OK, lets consider an artificial example with numbers made up to keep the maths simple.
Lets say you have a cable that has a resistance of 1 ohm/metre (lets just assume that's the loop resistance, i.e. the sum of 0.5R down one wire and 0.5R up it's partner), and you pass a steady 1 amp through it. It will therefore have a volt drop of 1 volt/metre, and generate 1 watt/metre of heat.
So if the cable is just 1m long, you'll have 1W of heat to dissipate. Make that 10m long but still pass the same 1A, you now generate 10W of heat, but have 10m of cable to dissipate that heat - i.e. still the same 1W/m. Make that 100m and the same holds - now 100W of dissipated heat, but over 100m of cable, and so still 1W/m.
Same cable, same 1W/m of heat to dissipate = same temperature rise in the conductors.
As I said, a very artificial example with "quite lossy" cable. You can see that if your supply is 240V, then at the end of a 10m length of cable, you are down to 230V - a loss of 4.1%. But if it were 100m of cable, you'd be down to just 140V left.
It also illustrates what's also been said about the effect on cable protection. Lets say you had a hard fault at the end of a 10m cable, you now have 240V dropped across 10R, and will pass 24A. If you had a 6A MCB protecting the cable, then it's possibly going to take quite a while to trip - and until it does, then the cable will be dissipating 5760W (I^2R=24*24*10), or 576W/m. Asking the same cable to dissipate 576W/m instead of 1W/m absolutely will make it heat up more
Were the cable only (say) 1m long, then under fault conditions the current would be more like 240A (assuming zero source impedance) - so the cable would generate over 57kW of heat (I^2R = 240 * 240 * 1). But the 6A MCB would trip "almost instantaneously" with such an overload.
Now, as already hinted at, there is the complication that the load drawn may well vary with voltage. A resistive load (such as a heater or incandescent light bulb that's lit) will decrease power and current as the voltage decreases. A switch mode PSU will typically increase current to maintain constant output power as input voltage reduces. In extreme (such as the 100m long cable above), an incandescent light bulb will initially take less power and current, but at some point the resistance of the filament will decrease and current draw may go up - typically you can expect an inrush of around 10x the "lit" current for incandescent light bulbs when switching on from cold.

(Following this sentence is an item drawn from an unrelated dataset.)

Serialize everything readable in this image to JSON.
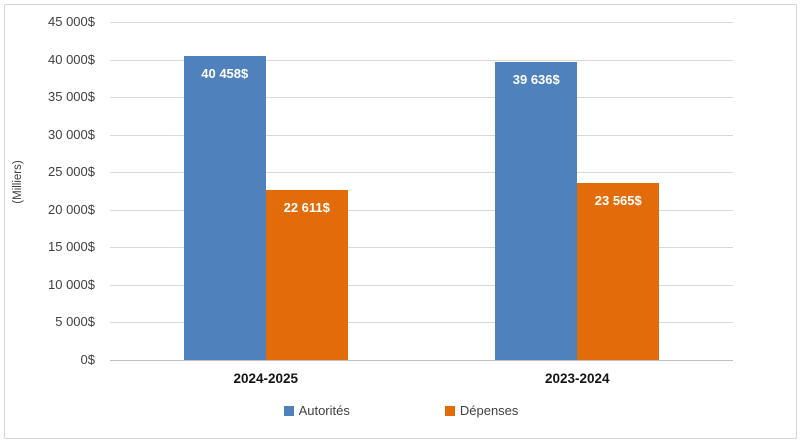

Some railway modellers use that characteristic of light bulbs to protect sections of track - with DCC*, you could power (in theory) the whole layout from one supply/controller, but without any protection/sectioning, a fault anywhere on the layout would kill the whole thing. By using a low voltage (i.e. 12V) bulb in series with a track section, the normal train current won't light the bulb and it's cold resistance will be low enough not to cause problems. But should there be a short, that will light the bulb, it's resistance will increase and limit the current (while allowing other sections of track to continue working), and as a bonus the light will indicate both the fault and it's location.
* Digital Command and Control. Power is applied to the rails continuously, with a control signal superimposed upon it. Multiple items can run non one section, all fed from one power supply but controlled independently by the control signal.